The trend of the SMU steel buyer’s sentiment index continued to be positive and reached an all-time high in the second half of May. The trend of service center surplus changed from positive in April to negative in May. This was because the apparent deficit declined from 352,000 tons to 251,000 tons. We regard a deficit as a positive because it points to lean inventories and higher future prices. However, by this logic bigger is better and the deficit declined therefore the trend was negative.

In the long product steel sector in May five of seven indicators were trending in the right direction which was an increase of one from the April result. Shipments at both the mill and service center levels changed from declining to increasing, both on a three month moving average basis year over year. The price of Chicago shredded, which had declined in March, recovered by $10 in April and then declined by a further $15 in May. We consider a declining scrap price as negative as it suggests a weakening global and domestic market.

Of the six flat rolled steel indicators there was a decline of one in the positively trending indicators resulting in a balance of three positive and three negative. In April the price of iron ore increased by $5.50 but in May declined by $17.50 breaking through the $100 level. Capacity utilization increased from 80.5 in February to 82.4 in March, but shipments on a year over year basis declined. Both are three month moving averages. March is the latest mill shipment data available from the AISI. Net imports of sheet products on a 3MMA basis continued to increase in March, up 11.9 percent from February. Service center shipments and inventories continued to trend in a positive direction through April. Service center tons / day shipments have now trended positive for nine straight months.
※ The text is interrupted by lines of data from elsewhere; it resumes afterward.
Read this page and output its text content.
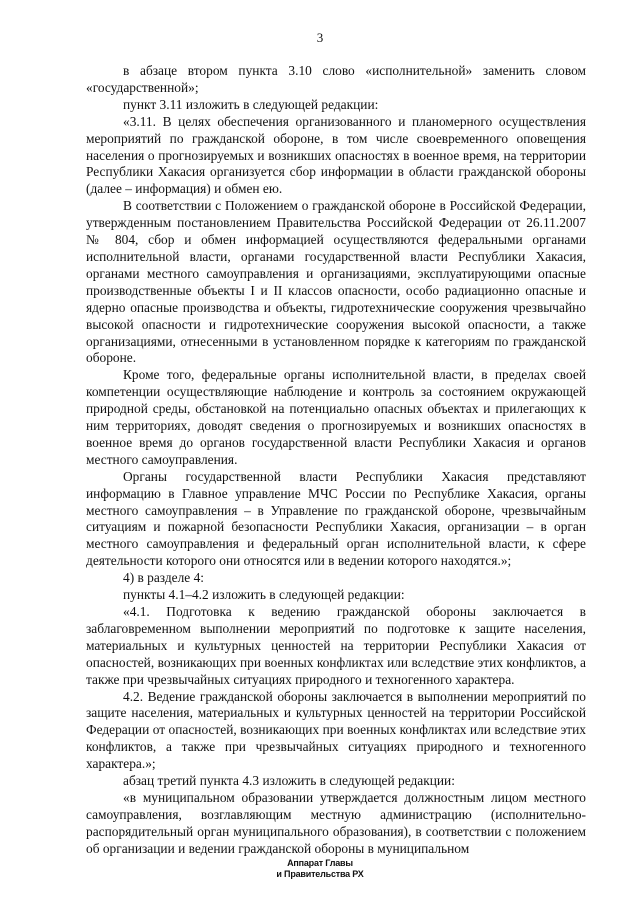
3

в абзаце втором пункта 3.10 слово «исполнительной» заменить словом «государственной»;

пункт 3.11 изложить в следующей редакции:

«3.11. В целях обеспечения организованного и планомерного осуществления мероприятий по гражданской обороне, в том числе своевременного оповещения населения о прогнозируемых и возникших опасностях в военное время, на территории Республики Хакасия организуется сбор информации в области гражданской обороны (далее – информация) и обмен ею.

В соответствии с Положением о гражданской обороне в Российской Федерации, утвержденным постановлением Правительства Российской Федерации от 26.11.2007 № 804, сбор и обмен информацией осуществляются федеральными органами исполнительной власти, органами государственной власти Республики Хакасия, органами местного самоуправления и организациями, эксплуатирующими опасные производственные объекты I и II классов опасности, особо радиационно опасные и ядерно опасные производства и объекты, гидротехнические сооружения чрезвычайно высокой опасности и гидротехнические сооружения высокой опасности, а также организациями, отнесенными в установленном порядке к категориям по гражданской обороне.

Кроме того, федеральные органы исполнительной власти, в пределах своей компетенции осуществляющие наблюдение и контроль за состоянием окружающей природной среды, обстановкой на потенциально опасных объектах и прилегающих к ним территориях, доводят сведения о прогнозируемых и возникших опасностях в военное время до органов государственной власти Республики Хакасия и органов местного самоуправления.

Органы государственной власти Республики Хакасия представляют информацию в Главное управление МЧС России по Республике Хакасия, органы местного самоуправления – в Управление по гражданской обороне, чрезвычайным ситуациям и пожарной безопасности Республики Хакасия, организации – в орган местного самоуправления и федеральный орган исполнительной власти, к сфере деятельности которого они относятся или в ведении которого находятся.»;

4) в разделе 4:

пункты 4.1–4.2 изложить в следующей редакции:

«4.1. Подготовка к ведению гражданской обороны заключается в заблаговременном выполнении мероприятий по подготовке к защите населения, материальных и культурных ценностей на территории Республики Хакасия от опасностей, возникающих при военных конфликтах или вследствие этих конфликтов, а также при чрезвычайных ситуациях природного и техногенного характера.

4.2. Ведение гражданской обороны заключается в выполнении мероприятий по защите населения, материальных и культурных ценностей на территории Российской Федерации от опасностей, возникающих при военных конфликтах или вследствие этих конфликтов, а также при чрезвычайных ситуациях природного и техногенного характера.»;

абзац третий пункта 4.3 изложить в следующей редакции:

«в муниципальном образовании утверждается должностным лицом местного самоуправления, возглавляющим местную администрацию (исполнительно-распорядительный орган муниципального образования), в соответствии с положением об организации и ведении гражданской обороны в муниципальном

Аппарат Главы
и Правительства РХ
Construction trends in the last month improved from four of six positive in the April data to six of six positive in May. Nonresidential and residential construction starts both returned to a positive trend in the results published in May which was for April starts. We hoped that the decline in our report last month was weather related and it looks now as though that was probably the case.

In the manufacturing sector all indicators trended positive in the May data which was an improvement of one as the ISM manufacturing index returned to positive growth.

The key indicators analysis confirms our experience that the present situation of the long products market driven by construction is in the doldrums but that the flat rolled market is much healthier. However trends in long products in the May data were better than for flat rolled. SMU has several benchmark analyses that show steel demand to be below the historical norm for this stage of a recovery. This is because the recession in non residential and housing construction was so extreme that it will be years before the 2007 levels are regained. In addition, government funded infrastructure work is still depressed.

We believe a continued examination of both the present situation and direction will be a valuable tool for corporate business planning.

Explanation: The key indicators chart is designed to give a snapshot of the steel market on a specific date. The chart is stacked vertically to separate the primary indicators of the general economy, of proprietary Steel Market Update indices, of both flat rolled and long product market indicators and finally of construction and manufacturing indicators. The indicators are classified as leading, coincident or lagging as indicated.

Columns in the chart are designed to differentiate between the current situation and the direction in which the market is headed. The present situation is sub-divided into, below the historical norm (-), (OK), and above the historical norm (+). The “Values” section of the chart is a quantitative definition of the market’s direction. In cases where seasonality is an issue, the evaluation of market direction is made on a three month moving average basis and compared year over year to eliminate this effect. Where seasonality is not an issue concurrent periods are compared. The date of the latest data is identified in the third values column. Values will always be current as of the date of publication. Finally the far right column quantifies the trend as a percentage or numerical change with color code classification to indicate positive or negative direction.